Some projects – like Apache – require you to print out the agreement, sign it, and mail, fax, or scan-and-email it back to them. Another one (I forget which) uses some Adobe e-signing plugin where you draw your signature on the screen. Google requires you to be signed in, but it’s just a button press; ditto Twitter (signed in with Twitter, I mean). CLAHub requires a Github sign-in (with optional typing of “I AGREE”). I think I also saw some projects that just require a filled-in form.

CLAHub is really cool. It gives you a nice link for your CLA, collects agreements, and runs a bot that watches your project’s PRs, checks against the CLAs, and comments on the PR as to whether the PR-user has agreed yet or not. Except… there’s a notice saying it’s not ready for prime-time, the bot is broken, and the blog hasn’t been updated in a year.
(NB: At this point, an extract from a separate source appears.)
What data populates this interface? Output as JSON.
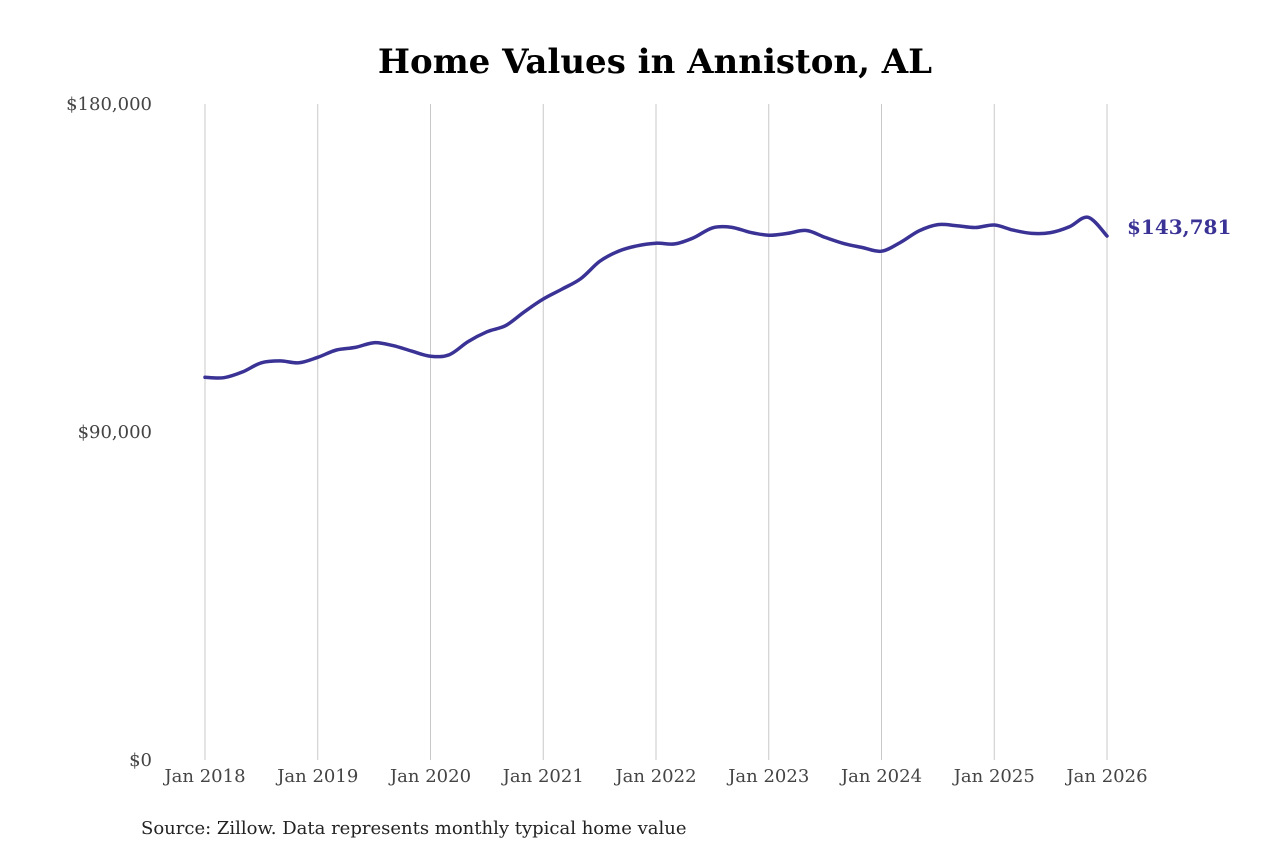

Also, entrusting a (flaky?) third party with the agreements seems dangerous (although they can be downloaded, so blah).

The article I linked above mentions “some [projects] collect agreements through a simple web form (Google Doc is a fine choice)”. So I created a Google Form with the CLA and a form for the contributor to provide contact info and indicate agreement. But…

Then I started thinking about non-repudiability. So I did a little reading about electronic signatures (not to be confused with digital signatures). Which is a horrible rabbit hole. Anyway, it made me seriously doubt that a row in a Google Spreadsheet with someone’s maybe-correct address and the words “I AGREE” really constitutes a legal signature. (Even in the Google and Twitter cases – how would they prove that they didn’t just fiddle some bits to make it look like I signed?)

And if you’re going to do this annoying CLA crap then you might as well hope that it means something, right?

Then I found Medium’s open source project. It requires contributors to commit a file along with their pull request stating that they agree to the CLA. That seemed… totally reasonable. The agreement is in-band with the code. In a way that I can’t manipulate without invalidating. And much, much less annoying for the contributor than printing/signing/faxing.

So that’s how I did it. See MDH’s CONTRIBUTING.md. (That’s the filename to use.)

## Backlash warning

Doing the CLA read-and-agree dance is more effort than not doing it. And some people are offended at the idea of doing it (see the tweet at the top of the “In Defense Of” post.) So, it seems unavoidable that a project with a CLA will get fewer contributions than one without – some people just won’t get past that hurdle.

But it still seems necessary.


[Note: This is actually an email I wrote to my co-workers after going through this CLA exercise with Markdown Here. That’s why the tone is a bit informal and “blah” is used as if it means something.]